Samstag, 1. März 2014

Neuss Neusser Berufsbildungswerk ist pleite

Eigentlich hatte die Stadt im vergangenen Jahr verkündet, das Berufsbildungswerk BBW werde für einen Euro an die Kreishandwerkerschaft verkauft. Doch der Deal ist geplatzt. Jetzt steckt das Bildungszentrum in der Insolvenz. Von Hanna Koch
 
Jugendliche ohne Lehrstelle, die Hilfe beim Übergang in eine reguläre Ausbildung brauchen, werden ab diesem Jahr auf eine Anlaufstelle verzichten müssen: Das Neusser Berufsbildungswerk BBW hat Insolvenz angemeldet. Und das obwohl die Stadt noch im vergangenen Dezember die Rettung der Einrichtung verkündet hatte.
"Bei näherem Hinsehen hat sich gezeigt, dass das Bildungswerk nicht mehr wirtschaftlich zu führen ist", sagt Bürgermeister Herbert Napp. Auf den ersten Blick war das noch anders gewesen: Im Dezember hatte die Neusser Verwaltung angekündigt, das "Gemeinschaftswerk zur Förderung der Gewerblich-Technischen Berufsbildung zu Neuss" bei dem sie alleiniger Gesellschafter ist, für den symbolischen Betrag von einem Euro an die Kreishandwerkerschaft abzugeben.
Denn schon zu diesem Zeitpunkt war absehbar, dass die Einrichtung Verluste machte. Paul Neukirchen, Hauptgeschäftsführer der Kreishandwerkerschaft, war damals noch optimistisch – bis die Experten seines Hauses die Bilanzen prüften. "Da wurde uns klar, dass vom Stammkapital gar nichts mehr übrig war, es praktisch nichts zu übernehmen gab", erzählt er heute.
Eigentlich hatten die Handwerker geplant, das BBW an das "Bildungszentrum Niederrhein" anzugliedern, mit dem sich die Kreishandwerkerschaft bereits in der Nachwuchs-Qualifizierung engagiert. "Ein unternehmerisches Risiko können wir jedoch nicht eingehen, das kann ich gegenüber unseren Mitgliedern nicht verantworten", sagt Neukirchen. Bürgermeister Napp gibt sich zerknirscht: "Selbst ein Euro war ein zu hoher Preis", sagt er heute. Inwiefern das schon letztes Jahr abzusehen gewesen wäre, darüber kann der nun eingesetzte Insolvenzverwalter Stephan Kunz von der Kanzlei "Kreplin & Partner" keine Einschätzung abgeben.

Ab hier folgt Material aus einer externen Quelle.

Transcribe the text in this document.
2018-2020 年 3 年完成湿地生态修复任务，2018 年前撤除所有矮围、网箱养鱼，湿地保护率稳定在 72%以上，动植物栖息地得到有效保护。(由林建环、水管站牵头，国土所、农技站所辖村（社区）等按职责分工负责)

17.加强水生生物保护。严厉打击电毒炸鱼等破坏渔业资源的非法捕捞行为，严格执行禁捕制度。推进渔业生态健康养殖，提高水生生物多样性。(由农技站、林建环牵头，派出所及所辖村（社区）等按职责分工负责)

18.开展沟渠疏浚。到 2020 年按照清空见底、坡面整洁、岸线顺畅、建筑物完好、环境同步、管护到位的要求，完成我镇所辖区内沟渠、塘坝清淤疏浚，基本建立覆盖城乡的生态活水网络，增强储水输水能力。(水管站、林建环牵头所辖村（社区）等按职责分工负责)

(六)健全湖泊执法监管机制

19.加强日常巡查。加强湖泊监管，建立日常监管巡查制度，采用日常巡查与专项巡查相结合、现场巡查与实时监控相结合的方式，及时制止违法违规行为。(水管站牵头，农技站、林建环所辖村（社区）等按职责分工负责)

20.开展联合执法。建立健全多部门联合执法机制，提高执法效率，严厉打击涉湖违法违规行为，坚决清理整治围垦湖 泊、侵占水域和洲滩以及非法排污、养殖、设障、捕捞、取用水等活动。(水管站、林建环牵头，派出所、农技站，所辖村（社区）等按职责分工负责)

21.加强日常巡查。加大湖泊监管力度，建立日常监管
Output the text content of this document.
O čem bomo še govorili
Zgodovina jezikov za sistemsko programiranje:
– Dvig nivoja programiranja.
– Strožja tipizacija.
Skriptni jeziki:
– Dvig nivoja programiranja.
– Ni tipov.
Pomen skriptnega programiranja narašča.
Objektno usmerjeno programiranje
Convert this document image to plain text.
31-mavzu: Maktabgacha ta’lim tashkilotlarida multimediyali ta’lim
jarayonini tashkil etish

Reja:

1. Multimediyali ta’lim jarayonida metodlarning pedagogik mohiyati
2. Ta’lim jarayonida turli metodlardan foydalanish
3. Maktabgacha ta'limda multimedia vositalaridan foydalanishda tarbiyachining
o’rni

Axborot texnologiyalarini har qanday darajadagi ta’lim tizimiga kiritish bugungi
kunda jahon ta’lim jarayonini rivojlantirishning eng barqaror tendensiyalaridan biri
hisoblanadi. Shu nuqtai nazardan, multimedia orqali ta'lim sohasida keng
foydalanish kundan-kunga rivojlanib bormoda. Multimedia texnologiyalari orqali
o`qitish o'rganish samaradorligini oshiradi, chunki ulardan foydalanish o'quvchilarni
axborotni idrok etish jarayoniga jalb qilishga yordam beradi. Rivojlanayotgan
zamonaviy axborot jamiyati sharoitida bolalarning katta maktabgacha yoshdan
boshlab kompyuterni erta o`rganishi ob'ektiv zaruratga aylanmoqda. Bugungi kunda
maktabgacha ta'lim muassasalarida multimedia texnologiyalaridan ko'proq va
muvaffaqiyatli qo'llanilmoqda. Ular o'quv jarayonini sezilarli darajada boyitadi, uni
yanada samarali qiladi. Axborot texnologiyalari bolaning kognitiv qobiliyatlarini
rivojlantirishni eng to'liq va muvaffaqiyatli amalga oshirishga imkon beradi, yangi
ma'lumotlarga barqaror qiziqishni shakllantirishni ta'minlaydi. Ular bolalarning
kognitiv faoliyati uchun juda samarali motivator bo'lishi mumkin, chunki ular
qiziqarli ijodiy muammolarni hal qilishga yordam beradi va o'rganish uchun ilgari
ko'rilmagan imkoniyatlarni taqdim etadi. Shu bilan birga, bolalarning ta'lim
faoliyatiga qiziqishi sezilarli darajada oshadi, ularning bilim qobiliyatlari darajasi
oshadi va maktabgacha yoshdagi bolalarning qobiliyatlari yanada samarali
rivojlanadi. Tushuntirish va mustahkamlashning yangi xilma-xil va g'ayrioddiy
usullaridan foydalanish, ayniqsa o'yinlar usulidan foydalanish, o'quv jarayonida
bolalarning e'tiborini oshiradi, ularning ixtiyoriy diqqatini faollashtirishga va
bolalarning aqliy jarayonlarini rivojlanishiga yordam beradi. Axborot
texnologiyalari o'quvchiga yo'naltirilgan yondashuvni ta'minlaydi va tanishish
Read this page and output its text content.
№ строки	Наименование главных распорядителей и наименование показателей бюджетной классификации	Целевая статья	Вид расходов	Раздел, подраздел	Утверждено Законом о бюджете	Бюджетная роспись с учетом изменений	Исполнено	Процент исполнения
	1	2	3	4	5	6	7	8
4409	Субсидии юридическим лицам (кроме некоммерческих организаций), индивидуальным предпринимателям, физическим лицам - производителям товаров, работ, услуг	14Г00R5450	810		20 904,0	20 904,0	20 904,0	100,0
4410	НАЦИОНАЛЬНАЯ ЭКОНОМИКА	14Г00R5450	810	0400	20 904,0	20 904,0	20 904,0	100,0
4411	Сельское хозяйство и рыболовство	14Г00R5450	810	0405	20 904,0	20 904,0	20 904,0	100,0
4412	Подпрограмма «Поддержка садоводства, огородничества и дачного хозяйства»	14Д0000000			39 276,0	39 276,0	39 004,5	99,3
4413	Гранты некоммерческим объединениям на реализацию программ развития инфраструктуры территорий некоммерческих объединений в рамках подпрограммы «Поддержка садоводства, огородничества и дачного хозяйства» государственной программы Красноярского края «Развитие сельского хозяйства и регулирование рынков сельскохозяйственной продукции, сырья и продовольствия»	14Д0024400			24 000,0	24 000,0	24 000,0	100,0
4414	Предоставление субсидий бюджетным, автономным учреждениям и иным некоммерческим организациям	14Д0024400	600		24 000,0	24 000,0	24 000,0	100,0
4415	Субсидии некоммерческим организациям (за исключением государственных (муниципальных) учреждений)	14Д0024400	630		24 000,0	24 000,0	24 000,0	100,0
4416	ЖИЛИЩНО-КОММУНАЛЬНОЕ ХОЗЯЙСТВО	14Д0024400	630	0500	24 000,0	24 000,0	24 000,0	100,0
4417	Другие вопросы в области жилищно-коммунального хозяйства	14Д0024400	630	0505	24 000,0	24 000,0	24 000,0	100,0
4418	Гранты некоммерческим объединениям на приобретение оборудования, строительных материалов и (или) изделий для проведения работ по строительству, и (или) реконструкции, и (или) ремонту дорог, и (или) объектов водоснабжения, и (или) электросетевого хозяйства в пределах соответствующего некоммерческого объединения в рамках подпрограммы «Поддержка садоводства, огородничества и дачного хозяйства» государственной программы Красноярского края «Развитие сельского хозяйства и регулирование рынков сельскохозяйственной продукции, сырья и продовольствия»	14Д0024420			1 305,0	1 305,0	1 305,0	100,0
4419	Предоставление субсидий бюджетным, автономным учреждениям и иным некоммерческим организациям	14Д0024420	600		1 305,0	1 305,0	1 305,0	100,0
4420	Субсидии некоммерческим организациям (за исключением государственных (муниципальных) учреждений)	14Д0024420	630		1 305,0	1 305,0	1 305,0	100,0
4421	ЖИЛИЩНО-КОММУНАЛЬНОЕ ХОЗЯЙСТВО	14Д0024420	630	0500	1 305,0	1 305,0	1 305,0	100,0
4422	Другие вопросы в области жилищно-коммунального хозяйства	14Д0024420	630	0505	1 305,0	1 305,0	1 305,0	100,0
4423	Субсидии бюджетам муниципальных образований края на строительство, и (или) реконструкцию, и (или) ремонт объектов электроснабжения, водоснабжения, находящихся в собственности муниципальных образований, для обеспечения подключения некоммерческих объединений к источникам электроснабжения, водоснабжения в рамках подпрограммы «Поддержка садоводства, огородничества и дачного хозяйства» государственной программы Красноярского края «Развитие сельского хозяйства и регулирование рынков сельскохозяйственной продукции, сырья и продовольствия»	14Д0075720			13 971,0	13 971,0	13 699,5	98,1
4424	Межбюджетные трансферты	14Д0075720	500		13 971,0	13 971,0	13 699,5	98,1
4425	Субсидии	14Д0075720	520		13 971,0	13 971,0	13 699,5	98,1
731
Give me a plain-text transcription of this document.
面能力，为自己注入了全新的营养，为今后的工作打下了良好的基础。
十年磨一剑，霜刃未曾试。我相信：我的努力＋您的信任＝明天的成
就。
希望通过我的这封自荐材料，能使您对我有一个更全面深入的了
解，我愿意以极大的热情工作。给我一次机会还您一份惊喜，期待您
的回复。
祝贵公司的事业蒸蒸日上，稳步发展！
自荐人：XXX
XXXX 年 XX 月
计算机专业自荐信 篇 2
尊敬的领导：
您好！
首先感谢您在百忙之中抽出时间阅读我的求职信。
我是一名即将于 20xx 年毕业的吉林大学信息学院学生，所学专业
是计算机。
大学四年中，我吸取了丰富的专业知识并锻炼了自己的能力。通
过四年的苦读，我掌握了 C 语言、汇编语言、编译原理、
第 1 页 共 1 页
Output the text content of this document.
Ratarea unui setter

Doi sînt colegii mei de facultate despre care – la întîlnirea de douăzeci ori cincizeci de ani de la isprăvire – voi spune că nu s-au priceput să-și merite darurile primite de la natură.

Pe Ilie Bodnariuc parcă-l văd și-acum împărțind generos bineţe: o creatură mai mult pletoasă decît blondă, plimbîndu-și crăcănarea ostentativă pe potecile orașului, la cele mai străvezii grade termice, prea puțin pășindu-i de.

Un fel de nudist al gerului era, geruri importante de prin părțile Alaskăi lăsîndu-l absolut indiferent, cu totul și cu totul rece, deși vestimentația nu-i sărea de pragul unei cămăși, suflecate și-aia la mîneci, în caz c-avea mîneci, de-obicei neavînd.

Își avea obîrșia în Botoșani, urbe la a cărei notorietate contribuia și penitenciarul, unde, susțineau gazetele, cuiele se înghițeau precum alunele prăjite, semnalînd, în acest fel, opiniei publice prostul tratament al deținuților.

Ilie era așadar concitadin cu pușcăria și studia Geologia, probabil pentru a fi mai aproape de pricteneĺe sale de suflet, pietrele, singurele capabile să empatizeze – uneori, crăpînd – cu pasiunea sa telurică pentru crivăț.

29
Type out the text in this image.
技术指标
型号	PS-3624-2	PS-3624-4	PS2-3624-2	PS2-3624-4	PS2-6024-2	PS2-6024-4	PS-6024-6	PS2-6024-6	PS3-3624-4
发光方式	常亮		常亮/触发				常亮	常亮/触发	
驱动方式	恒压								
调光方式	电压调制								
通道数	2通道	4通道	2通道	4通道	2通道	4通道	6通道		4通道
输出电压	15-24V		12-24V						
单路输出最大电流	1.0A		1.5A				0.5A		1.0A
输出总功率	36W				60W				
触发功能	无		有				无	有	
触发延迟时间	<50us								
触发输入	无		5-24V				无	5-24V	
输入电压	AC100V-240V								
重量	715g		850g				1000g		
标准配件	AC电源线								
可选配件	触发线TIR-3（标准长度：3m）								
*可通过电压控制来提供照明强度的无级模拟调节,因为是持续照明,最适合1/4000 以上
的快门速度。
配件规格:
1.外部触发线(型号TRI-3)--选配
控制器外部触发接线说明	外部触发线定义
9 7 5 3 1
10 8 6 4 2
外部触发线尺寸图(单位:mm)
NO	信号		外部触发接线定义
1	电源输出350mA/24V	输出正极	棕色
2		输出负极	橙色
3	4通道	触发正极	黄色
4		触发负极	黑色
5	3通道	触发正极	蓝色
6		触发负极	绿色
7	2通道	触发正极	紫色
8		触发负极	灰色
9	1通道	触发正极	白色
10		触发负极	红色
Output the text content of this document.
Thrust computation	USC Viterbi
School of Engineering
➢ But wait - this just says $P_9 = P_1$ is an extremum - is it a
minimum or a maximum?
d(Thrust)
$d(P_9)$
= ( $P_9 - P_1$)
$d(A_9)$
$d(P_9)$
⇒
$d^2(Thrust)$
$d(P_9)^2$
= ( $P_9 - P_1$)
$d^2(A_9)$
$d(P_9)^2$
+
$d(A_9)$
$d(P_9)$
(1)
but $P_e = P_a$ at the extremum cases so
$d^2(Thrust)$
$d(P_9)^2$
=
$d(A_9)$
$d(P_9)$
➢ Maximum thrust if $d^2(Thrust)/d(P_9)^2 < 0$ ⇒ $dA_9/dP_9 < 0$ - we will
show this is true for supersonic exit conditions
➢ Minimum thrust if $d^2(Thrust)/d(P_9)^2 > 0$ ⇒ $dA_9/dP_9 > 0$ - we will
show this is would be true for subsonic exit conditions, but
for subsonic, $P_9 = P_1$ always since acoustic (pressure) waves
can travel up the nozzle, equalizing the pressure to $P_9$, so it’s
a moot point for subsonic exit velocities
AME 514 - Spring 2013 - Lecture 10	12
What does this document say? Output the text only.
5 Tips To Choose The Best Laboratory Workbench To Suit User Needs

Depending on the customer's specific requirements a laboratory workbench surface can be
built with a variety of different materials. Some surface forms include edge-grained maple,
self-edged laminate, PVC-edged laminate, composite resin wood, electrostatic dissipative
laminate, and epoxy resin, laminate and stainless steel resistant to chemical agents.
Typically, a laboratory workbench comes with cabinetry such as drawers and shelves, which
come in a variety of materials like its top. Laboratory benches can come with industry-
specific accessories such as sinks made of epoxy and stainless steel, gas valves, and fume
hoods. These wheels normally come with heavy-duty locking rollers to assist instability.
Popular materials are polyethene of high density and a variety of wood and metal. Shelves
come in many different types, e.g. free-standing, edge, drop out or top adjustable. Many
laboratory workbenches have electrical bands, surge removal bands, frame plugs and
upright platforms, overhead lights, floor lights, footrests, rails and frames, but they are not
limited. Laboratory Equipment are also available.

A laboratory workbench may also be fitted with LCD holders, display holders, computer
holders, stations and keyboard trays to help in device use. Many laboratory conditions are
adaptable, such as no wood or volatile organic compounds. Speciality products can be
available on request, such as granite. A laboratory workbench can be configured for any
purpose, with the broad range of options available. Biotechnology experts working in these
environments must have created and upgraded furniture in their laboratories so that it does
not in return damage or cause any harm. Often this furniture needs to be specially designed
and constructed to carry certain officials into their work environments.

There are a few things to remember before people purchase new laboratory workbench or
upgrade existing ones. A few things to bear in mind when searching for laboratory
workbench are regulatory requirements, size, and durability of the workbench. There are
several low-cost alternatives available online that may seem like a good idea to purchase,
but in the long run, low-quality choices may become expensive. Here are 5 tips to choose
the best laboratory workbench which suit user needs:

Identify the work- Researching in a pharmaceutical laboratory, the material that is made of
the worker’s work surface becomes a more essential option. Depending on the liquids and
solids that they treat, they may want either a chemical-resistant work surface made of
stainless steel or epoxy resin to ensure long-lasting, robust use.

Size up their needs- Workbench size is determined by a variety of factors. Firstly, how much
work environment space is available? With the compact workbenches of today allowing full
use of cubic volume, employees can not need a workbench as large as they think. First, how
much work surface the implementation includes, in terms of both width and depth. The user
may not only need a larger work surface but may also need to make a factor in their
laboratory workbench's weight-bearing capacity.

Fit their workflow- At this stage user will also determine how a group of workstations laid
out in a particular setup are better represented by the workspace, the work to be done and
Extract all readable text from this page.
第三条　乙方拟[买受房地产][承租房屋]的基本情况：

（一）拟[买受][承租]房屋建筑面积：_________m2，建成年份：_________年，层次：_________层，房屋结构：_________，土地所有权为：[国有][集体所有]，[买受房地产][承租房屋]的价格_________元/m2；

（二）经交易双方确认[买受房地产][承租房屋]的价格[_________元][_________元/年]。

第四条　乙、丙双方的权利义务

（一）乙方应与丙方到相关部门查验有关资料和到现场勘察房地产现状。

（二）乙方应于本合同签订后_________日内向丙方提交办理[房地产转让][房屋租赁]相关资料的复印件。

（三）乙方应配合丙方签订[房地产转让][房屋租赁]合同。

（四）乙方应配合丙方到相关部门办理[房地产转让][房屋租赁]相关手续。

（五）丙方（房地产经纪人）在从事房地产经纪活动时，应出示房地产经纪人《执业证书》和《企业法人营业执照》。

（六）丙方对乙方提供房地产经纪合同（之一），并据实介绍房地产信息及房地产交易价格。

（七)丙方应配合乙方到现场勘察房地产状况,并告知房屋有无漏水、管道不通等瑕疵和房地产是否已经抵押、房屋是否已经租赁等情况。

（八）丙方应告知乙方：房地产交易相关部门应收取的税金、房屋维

Er hat die Bilanzen des Bildungswerkes, das 22 Mitarbeiter beschäftigt, bereits analysiert. Demnach ist die Einrichtung nicht überschuldet. Allerdings habe die Zahlungsunfähigkeit gedroht, da sich in diesem Jahr die Förderbedingungen der Arbeitsagentur und des Landes geändert haben. "Damit sind wichtige Zuschüsse weggebrochen, die nicht kompensiert werden konnten", sagt Kunz. Daher wurde die Insolvenz angemeldet.
Eine Rettung des Bildungswerks ist nicht geplant, Kunz übernimmt derzeit die Abwicklung des Unternehmens, das seinen Schülern etwa in Werkstattjahren Praxiswissen vermittelte, um sie auf eine Ausbildung vorzubereiten. Der Insolvenzverwalter ist derzeit damit beschäftigt, eine sozialverträgliche Lösung für die Mitarbeiter zu finden. "Einer der 22 Beschäftigten war von der Stadt ausgeliehen, er kann wieder zurückwechseln", sagt Kunz. Für die restlichen 21 Mitarbeiter verhandelt er mit dem Kolping-Bildungswerk, der Kreishandwerkerschaft und der Arbeitsagentur. Ihre Gehälter beziehen die Angestellten über das Insolvenzgeld weiter.
Abgewickelt werden soll die Bildungseinrichtung spätestens bis zum Sommer, dann laufen dort die letzten Kurse aus. "Auf die aktuellen Schüler hat die Insolvenz keine Auswirkungen", sagt Kunz, der allerdings daran arbeitet, dass einzelne Kurse von anderen Trägern übernommen werden, um das Auslaufen der Einrichtung zu beschleunigen.